I asserted above that pop songs are getting “louder” over time. As a good researcher, you know better than to trust someone’s opinion, so now’s the time to let the data speak for itself. Fill in the function avg_loudness_by_year() which will, for each year in the database, compute the average loudness of all songs from that year.

Rather than returning a value, this function can just print the results to the screen.

Is music really getting louder? Find out for yourself.

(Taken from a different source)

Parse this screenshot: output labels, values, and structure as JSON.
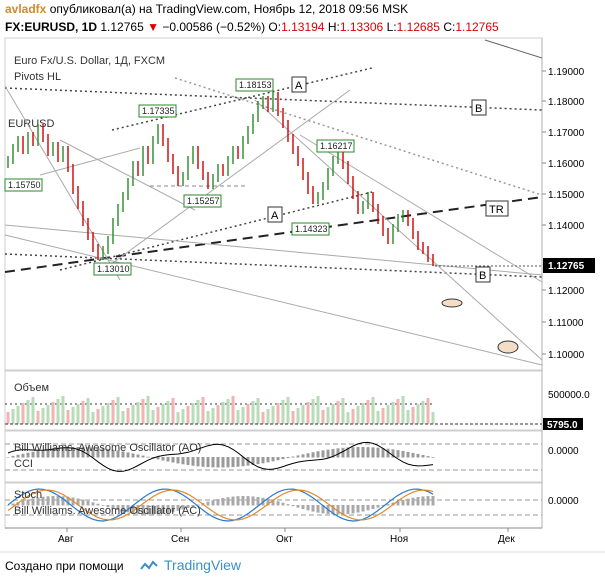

Have a peek at the data-loading function

This time, the function that loads the data is a freebie. It contains some stuff we haven’t discussed in class yet, but it’s pretty easy to figure out what’s going on if you look at it. So look at it. Get used to looking at code that isn’t yours, and may use unfamiliar ideas/idioms/patterns, and trying to figure out what it does. This isn’t always easy (sometimes it’s very hard), but you’ll spend a lot of time doing it (whether you want to or not!).

What to submit on Edmodo

  • Your version of
    • Make sure your NAME and STUDENT NUMBER appear in a comment at the top of the program.
    • List anyone you worked with in the comments, too
  • A text file describing your findings (loudest song, hottest artist and year with the fastest tempo).

Some hints

  • Work on one function at a time.

  • Get each function working perfectly before you go on to the next one.

  • Test each function as you write it.
    • This is a really nice thing about Python: you can call your function right from the interpreter prompt and see what result gets returned. Does it look reasonable? Good! Check it!
  • If you need help, ask! Try Edmodo. Drop by my office. Ask the TA during lab. We’re here to help.

  • Remember that it is not only ok but actively encouraged to work together.